Margaret Cargioli, directing attorney, Immigrant Defenders Law Center said during one of the most difficult times in history, the U.S. government continues to expel families and individuals who merit asylum, from experiencing danger in their country of origin or Mexico.

“Asylum seekers at the border are human beings for LGBTQ, victims of domestic violence, or political asylum seekers. Returning fleeing folk to danger without an opportunity to pursue asylum in the U.S. is cruel and unlawful,” she said.

Cargioli said during the Biden administration, Human Rights First has documented at least 9,800 kidnappings, torture, rape, and other violent attacks on people blocked or expelled to Mexico due to the Title 42 policies. She said the large numbers of violence at the border are directly related to Title 42, and because of Title 42, human traffickers and cartel are drawn to the border to target vulnerable people and left stranded.

“IDLC has spoken to hundreds of people that are in distress or life threatening situations at the border. They fled persecution in their home countries and upon reaching the U.S. border are now left without an option to seek asylum in the U.S. Many have been threatened or robbed by Mexican officials or kidnapped by the cartels,” she said.

Esmeralda Flores, immigrant rights and binational affairs advocate, ACLU San Diego & Imperial Counties said people fleeing persecution and violence have the human and legal right to seek asylum in the U.S.
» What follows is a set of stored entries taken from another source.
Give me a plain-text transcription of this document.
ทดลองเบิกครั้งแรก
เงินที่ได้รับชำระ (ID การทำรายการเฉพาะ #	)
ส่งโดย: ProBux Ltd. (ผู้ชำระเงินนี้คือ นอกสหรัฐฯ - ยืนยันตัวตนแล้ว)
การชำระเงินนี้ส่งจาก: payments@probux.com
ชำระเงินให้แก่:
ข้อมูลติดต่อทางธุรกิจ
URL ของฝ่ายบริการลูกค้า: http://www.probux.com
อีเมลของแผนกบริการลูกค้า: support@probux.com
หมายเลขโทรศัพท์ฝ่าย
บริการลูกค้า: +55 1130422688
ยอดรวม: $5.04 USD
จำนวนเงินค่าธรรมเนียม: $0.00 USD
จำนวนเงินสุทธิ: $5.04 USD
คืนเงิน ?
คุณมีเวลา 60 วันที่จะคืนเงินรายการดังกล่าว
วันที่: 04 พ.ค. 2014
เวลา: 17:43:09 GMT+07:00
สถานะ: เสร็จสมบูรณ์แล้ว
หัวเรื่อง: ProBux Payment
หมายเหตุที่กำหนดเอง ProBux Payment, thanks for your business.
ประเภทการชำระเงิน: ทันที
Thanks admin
“The Trump administration’s effort to dismantle our asylum system has resulted in human suffering,” she said. “Trump era policies that remain in effect today, mostly Title 42 and remaining in Mexico perpetrates our governments violation of those fundamental rights. It is a national disgrace, and this Sunday marks a grave milestone. It is the second year anniversary of Title 42. As it is a public health order, it uses the COVID-19 pandemic as an excuse to expel migrants seeking protection at the U.S. border. For nearly two years, this cruel and unlawful policy has returned people to the land where they are threatened. It is clear that this policy has never been about public health, but the Biden administration is still using it to block the border from those seeking protection, while at the same time, issuing travel restrictions for others.”

Flores said that Title 52 has had a disproportionate effect on Black, Latino, and LGBTQ migrants, and since September 2021, the Biden administration has expelled more than 14,000 cases. Many under Title 42.

“As long as Title 42 remains in force people fleeing persecution and violence will have their rights violated. Over the past two years, the ACLU has tried many efforts to eliminate Title 42. The U.S. has the capacity, resources and legal obligations to rollback these policies,” said Flores.